Although this article immediately slants on a male curve, it is the most female centered piece I have ever written.
I will also come out of the gates stating that I’m writing facts, not fiction. I am also not complaining, I’m just stating the truth.
With all the disclaimers mentioned: I’M GROWING A MUSTACHE!
Here’s the female curve, bear with me my beloved male readers.
I started menstruating when I was at the tender age of 11. I had no idea what was happening to me. At the time, I was a young girl in a boy’s shaped body. That morning, I was shocked at the sight of blood in my underwear? I thought I was dying. Terrified, I yelled for my mother, “MA!!! MA!!! I’M DYING! I’M DYING!” My sister came into the bathroom, saw my situation and laughed, “That makes sense, and she stinks of B.O. all the time too.”
I didn’t want to go to Grade 6 class that day. I felt everyone would know that I was bleeding. How was I going to manage this? I cried and begged my mother to let me stay home. Being the best mom in the world, she said I could stay home and she would explain what’s happening to me. She said, “By tomorrow, you will be fine and you will know what to do.”
The next day I did feel more confident. I actually liked having this secret. My friends thought I was a real grown up! I sort of had a leg up on maturity at that point.
Years and years and years of months and months and months of menstruating followed. Some non-successful pregnancies, pregnancies with successful births, miscarriages, more non-successful pregnancies, a successful pregnancy, and a final year of crazy hemorrhaging like menstruation… it suddenly stopped!
Just like it suddenly started… it stopped. I was told it was gone for good. No more menstruation. I was happy about this. No more getting caught off-guard as to when it was going to start each month, no more cramps, no more swelling, no more cravings, no more irritations, no more buying period products. I was done, a fait accompli.
Freedom 55, in real time! Wearing white pants never felt so good.
Slowly but surely the “non-menstruation” freedom became clouded with new and different things happening to my body. SWEATS! What is happening to me? Like someone turned on the heat and I have no place to go to get rid of it. Suddenly, standing in front of an opened fridge door seems to be my go to move. CHILLS after the sweats, is that really fair? Come on!
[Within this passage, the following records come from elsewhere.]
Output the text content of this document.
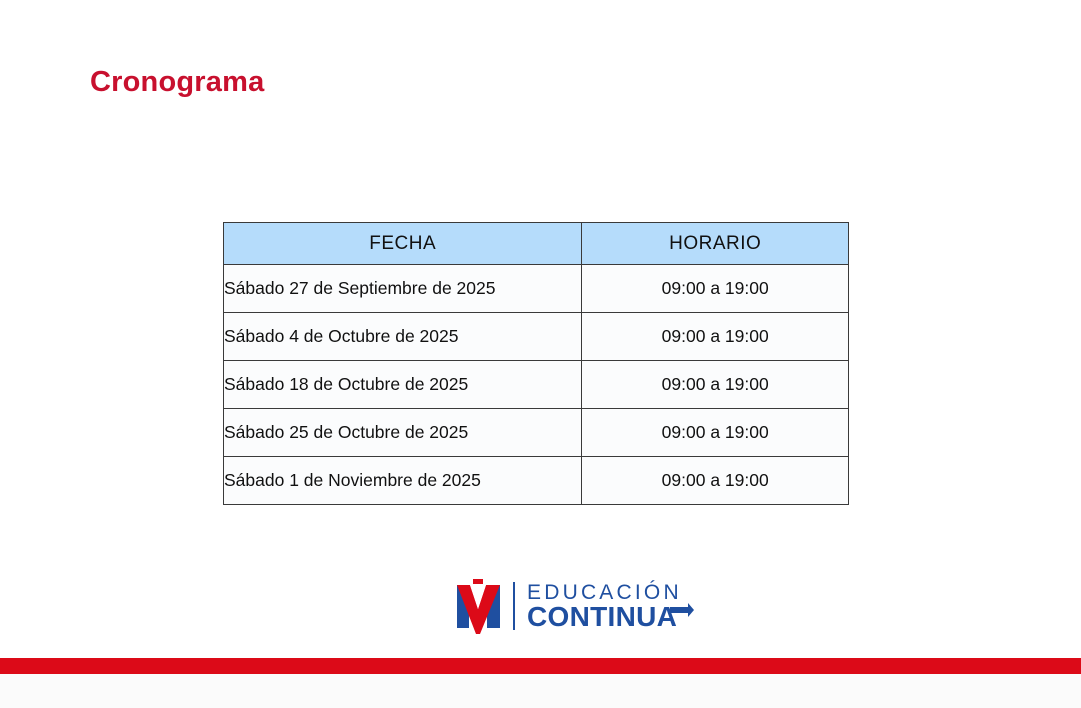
Cronograma
FECHA	HORARIO
Sábado 27 de Septiembre de 2025	09:00 a 19:00
Sábado 4 de Octubre de 2025	09:00 a 19:00
Sábado 18 de Octubre de 2025	09:00 a 19:00
Sábado 25 de Octubre de 2025	09:00 a 19:00
Sábado 1 de Noviembre de 2025	09:00 a 19:00
EDUCACIÓN
CONTINUA
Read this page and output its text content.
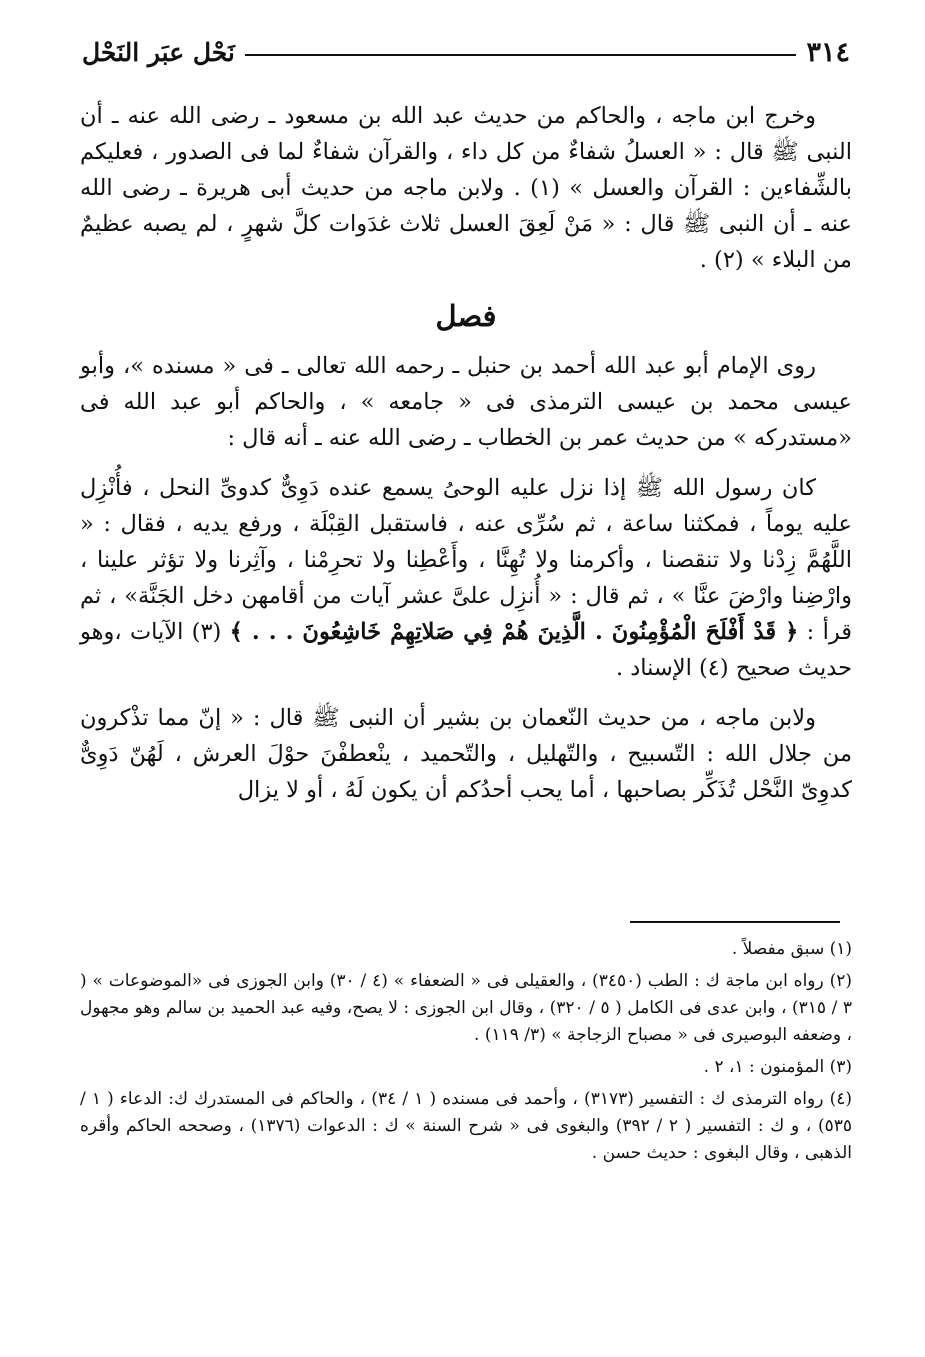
٣١٤
نَحْل عبَر النَحْل

وخرج ابن ماجه ، والحاكم من حديث عبد الله بن مسعود ـ رضى الله عنه ـ أن النبى ﷺ قال : « العسلُ شفاءٌ من كل داء ، والقرآن شفاءٌ لما فى الصدور ، فعليكم بالشِّفاءين : القرآن والعسل » (١) . ولابن ماجه من حديث أبى هريرة ـ رضى الله عنه ـ أن النبى ﷺ قال : « مَنْ لَعِقَ العسل ثلاث غدَوات كلَّ شهرٍ ، لم يصبه عظيمٌ من البلاء » (٢) .

فصل

روى الإمام أبو عبد الله أحمد بن حنبل ـ رحمه الله تعالى ـ فى « مسنده »، وأبو عيسى محمد بن عيسى الترمذى فى « جامعه » ، والحاكم أبو عبد الله فى «مستدركه » من حديث عمر بن الخطاب ـ رضى الله عنه ـ أنه قال :

كان رسول الله ﷺ إذا نزل عليه الوحىُ يسمع عنده دَوِىٌّ كدوىِّ النحل ، فأُنْزِل عليه يوماً ، فمكثنا ساعة ، ثم سُرِّى عنه ، فاستقبل القِبْلَة ، ورفع يديه ، فقال : « اللَّهُمَّ زِدْنا ولا تنقصنا ، وأكرمنا ولا تُهِنَّا ، وأَعْطِنا ولا تحرِمْنا ، وآثِرنا ولا تؤثر علينا ، وارْضِنا وارْضَ عنَّا » ، ثم قال : « أُنزِل علىَّ عشر آيات من أقامهن دخل الجَنَّة» ، ثم قرأ : ﴿ قَدْ أَفْلَحَ الْمُؤْمِنُونَ . الَّذِينَ هُمْ فِي صَلاتِهِمْ خَاشِعُونَ . . . ﴾ (٣) الآيات ،وهو حديث صحيح (٤) الإسناد .

ولابن ماجه ، من حديث النّعمان بن بشير أن النبى ﷺ قال : « إنّ مما تذْكرون من جلال الله : التّسبيح ، والتّهليل ، والتّحميد ، ينْعطفْنَ حوْلَ العرش ، لَهُنّ دَوِىٌّ كدوِىّ النَّحْل تُذَكِّر بصاحبها ، أما يحب أحدُكم أن يكون لَهُ ، أو لا يزال

(١) سبق مفصلاً .

(٢) رواه ابن ماجة ك : الطب (٣٤٥٠) ، والعقيلى فى « الضعفاء » (٤ / ٣٠) وابن الجوزى فى «الموضوعات » ( ٣ / ٣١٥) ، وابن عدى فى الكامل ( ٥ / ٣٢٠) ، وقال ابن الجوزى : لا يصح، وفيه عبد الحميد بن سالم وهو مجهول ، وضعفه البوصيرى فى « مصباح الزجاجة » (٣/ ١١٩) .

(٣) المؤمنون : ١، ٢ .

(٤) رواه الترمذى ك : التفسير (٣١٧٣) ، وأحمد فى مسنده ( ١ / ٣٤) ، والحاكم فى المستدرك ك: الدعاء ( ١ / ٥٣٥) ، و ك : التفسير ( ٢ / ٣٩٢) والبغوى فى « شرح السنة » ك : الدعوات (١٣٧٦) ، وصححه الحاكم وأقره الذهبى ، وقال البغوى : حديث حسن .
Then reptile like skin? Ewwwww, David! (Schitts Creek reference) I’ve always had dry skin. Drier than the average person. But…Since when does my skin become so dry, I look like a reptile? I’m told to put cream on it. I do! Tons of the really good stuff, but maybe it’s the cycle of sweating and chills which seems to be causing the reptile like skin to appear? I don’t know, I don’t have all the answers to these new body mysteries.
All I know is this is happening to me and, once again, I feel like the 11 year old girl not understanding these changes. However, now it’s a constant.
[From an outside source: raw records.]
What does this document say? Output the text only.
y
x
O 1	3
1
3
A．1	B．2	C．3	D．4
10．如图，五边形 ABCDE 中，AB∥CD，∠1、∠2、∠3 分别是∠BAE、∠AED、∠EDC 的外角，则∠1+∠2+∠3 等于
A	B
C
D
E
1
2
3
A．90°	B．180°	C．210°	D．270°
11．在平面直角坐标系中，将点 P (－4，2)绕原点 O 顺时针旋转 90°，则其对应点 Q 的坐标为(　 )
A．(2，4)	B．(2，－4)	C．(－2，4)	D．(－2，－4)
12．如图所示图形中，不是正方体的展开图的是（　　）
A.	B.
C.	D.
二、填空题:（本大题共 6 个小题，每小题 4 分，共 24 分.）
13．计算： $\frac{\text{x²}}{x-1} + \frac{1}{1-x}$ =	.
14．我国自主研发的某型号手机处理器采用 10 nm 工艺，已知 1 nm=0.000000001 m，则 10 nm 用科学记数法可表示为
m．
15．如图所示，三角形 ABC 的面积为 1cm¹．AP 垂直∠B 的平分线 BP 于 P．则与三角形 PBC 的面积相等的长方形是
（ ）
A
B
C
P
That’s right; I’m constantly changing in the strangest of ways. I think I’m going back to having a pre-puberty boy’s body.
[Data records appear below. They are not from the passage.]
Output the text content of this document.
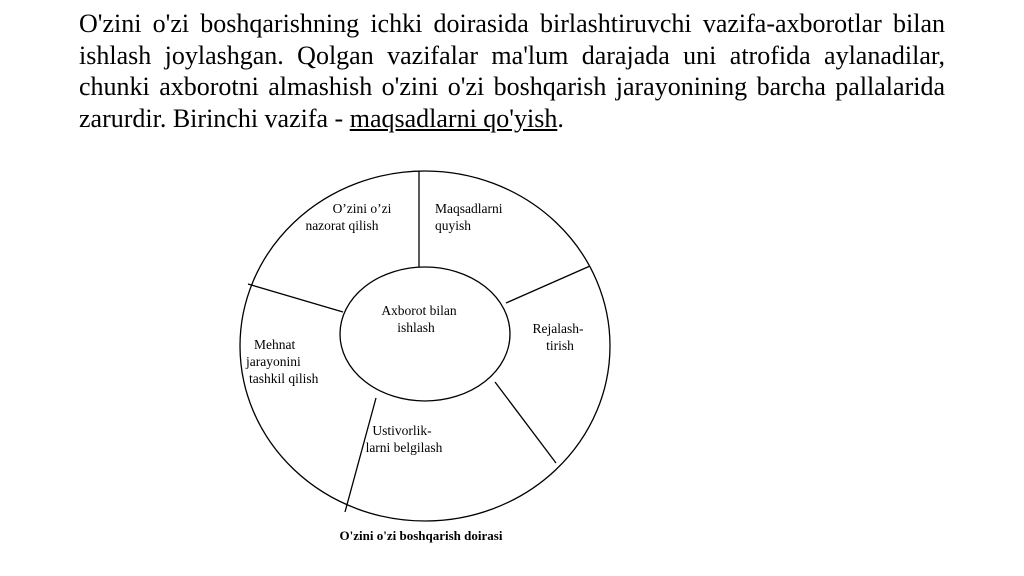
O'zini o'zi boshqarishning ichki doirasida birlashtiruvchi vazifa-axborotlar bilan ishlash joylashgan. Qolgan vazifalar ma'lum darajada uni atrofida aylanadilar, chunki axborotni almashish o'zini o'zi boshqarish jarayonining barcha pallalarida zarurdir. Birinchi vazifa - maqsadlarni qo'yish.

Axborot bilan
ishlash
O’zini o’zi
nazorat qilish
Maqsadlarni
quyish
Rejalash-
tirish
Ustivorlik-
larni belgilash
Mehnat
jarayonini
tashkil qilish
O'zini o'zi boshqarish doirasi
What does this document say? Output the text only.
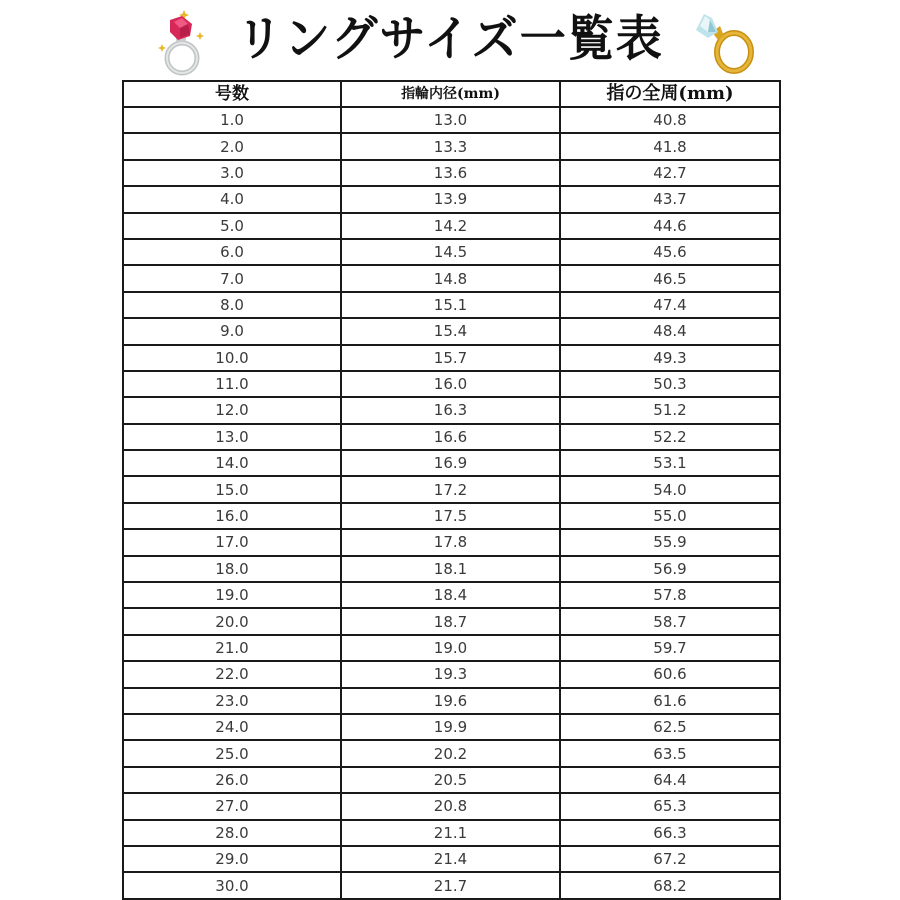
リングサイズ一覧表
号数	指輪内径(mm)	指の全周(mm)
1.0	13.0	40.8
2.0	13.3	41.8
3.0	13.6	42.7
4.0	13.9	43.7
5.0	14.2	44.6
6.0	14.5	45.6
7.0	14.8	46.5
8.0	15.1	47.4
9.0	15.4	48.4
10.0	15.7	49.3
11.0	16.0	50.3
12.0	16.3	51.2
13.0	16.6	52.2
14.0	16.9	53.1
15.0	17.2	54.0
16.0	17.5	55.0
17.0	17.8	55.9
18.0	18.1	56.9
19.0	18.4	57.8
20.0	18.7	58.7
21.0	19.0	59.7
22.0	19.3	60.6
23.0	19.6	61.6
24.0	19.9	62.5
25.0	20.2	63.5
26.0	20.5	64.4
27.0	20.8	65.3
28.0	21.1	66.3
29.0	21.4	67.2
30.0	21.7	68.2
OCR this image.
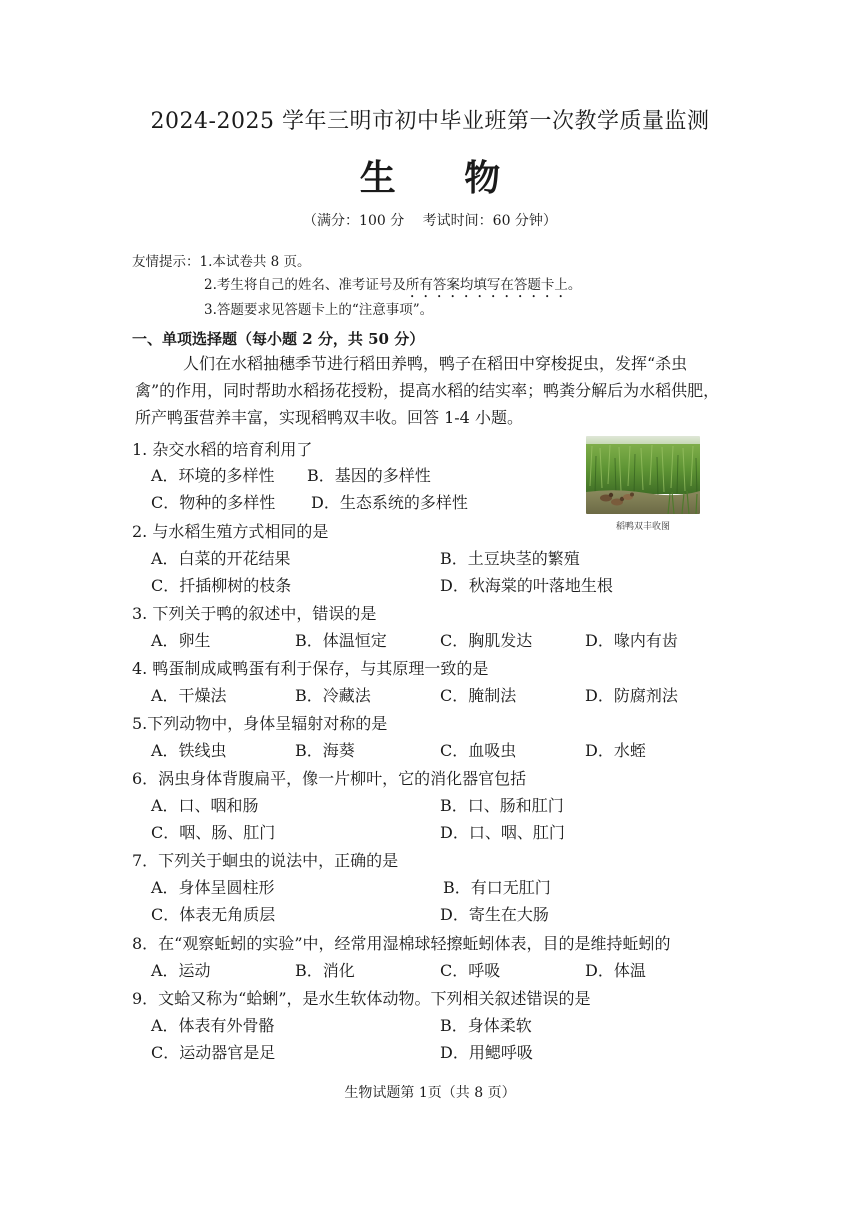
2024-2025 学年三明市初中毕业班第一次教学质量监测
生 物
（满分：100 分　 考试时间：60 分钟）
友情提示：1.本试卷共 8 页。
2.考生将自己的姓名、准考证号及所有答案均填写在答题卡上。
3.答题要求见答题卡上的“注意事项”。
一、单项选择题（每小题 2 分，共 50 分）
人们在水稻抽穗季节进行稻田养鸭，鸭子在稻田中穿梭捉虫，发挥“杀虫禽”的作用，同时帮助水稻扬花授粉，提高水稻的结实率；鸭粪分解后为水稻供肥，所产鸭蛋营养丰富，实现稻鸭双丰收。回答 1-4 小题。
稻鸭双丰收图
1. 杂交水稻的培育利用了
A．环境的多样性 B．基因的多样性
C．物种的多样性 D．生态系统的多样性
2. 与水稻生殖方式相同的是
A．白菜的开花结果	B．土豆块茎的繁殖
C．扦插柳树的枝条	D．秋海棠的叶落地生根
3. 下列关于鸭的叙述中，错误的是
A．卵生	B．体温恒定	C．胸肌发达	D．喙内有齿
4. 鸭蛋制成咸鸭蛋有利于保存，与其原理一致的是
A．干燥法	B．冷藏法	C．腌制法	D．防腐剂法
5.下列动物中，身体呈辐射对称的是
A．铁线虫	B．海葵	C．血吸虫	D．水蛭
6．涡虫身体背腹扁平，像一片柳叶，它的消化器官包括
A．口、咽和肠	B．口、肠和肛门
C．咽、肠、肛门	D．口、咽、肛门
7．下列关于蛔虫的说法中，正确的是
A．身体呈圆柱形	B．有口无肛门
C．体表无角质层	D．寄生在大肠
8．在“观察蚯蚓的实验”中，经常用湿棉球轻擦蚯蚓体表，目的是维持蚯蚓的
A．运动	B．消化	C．呼吸	D．体温
9．文蛤又称为“蛤蜊”，是水生软体动物。下列相关叙述错误的是
A．体表有外骨骼	B．身体柔软
C．运动器官是足	D．用鳃呼吸
生物试题第 1页（共 8 页）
This would explain all the HAIRS in all the wrong places! Once again, Ewwww, David! Just to set the record straight, I am not a hairy person. It takes me weeks to shave anything. When I was a young teenager, I would shave my legs for no reason. I think it was a rite of passage.
The other day I was looking into my 10X mirror. Something every mid-50’s person should not do! I was looking too closely at all my spots, wrinkles, lines, blemishes, and scars. All the crap I’m willing to accept with my age. Then out of the blue, I captured a dark hair creeping out of my upper lip skin. WTFFFF! That’s it; I’m drawing the line in the sand.
I can accept all the old crap on my face and body. I can accept the sweats and chills. I can accept the reptile like skin. I CAN NOT ACCEPT A MUSTACHE!
That’s the last straw! In a desperate attempt, I got my best eye brow tweezer and pulled that little bastard out! GET OUT OF THIS HOUSE AND STAY OUT!
I’m a very patient person. I can accept all the changes to my middle age body and face. That mustache hair was a declaration of war. Thank goodness for that 10X mirror or the war would have been lost.
I know this is so trivial, especially with what’s going on in the world today. I am simply composing some silly levity reading. But, I’ll be honest; this does mean a little something to me. It’s my pippy personal war with aging, changing and not real acceptance.
I’m certain; there are some readers who can relate to this little personal war with aging, changing and not real acceptance.
With my body in mind, I hear the call from Churchill’s 1940s war speech.
"We shall go on 'til the end,
we shall fight on the seas and oceans.
We shall defend our island, whatever the cost may be.
We shall never surrender."
Share with us your little aging battles so we can support your troops too.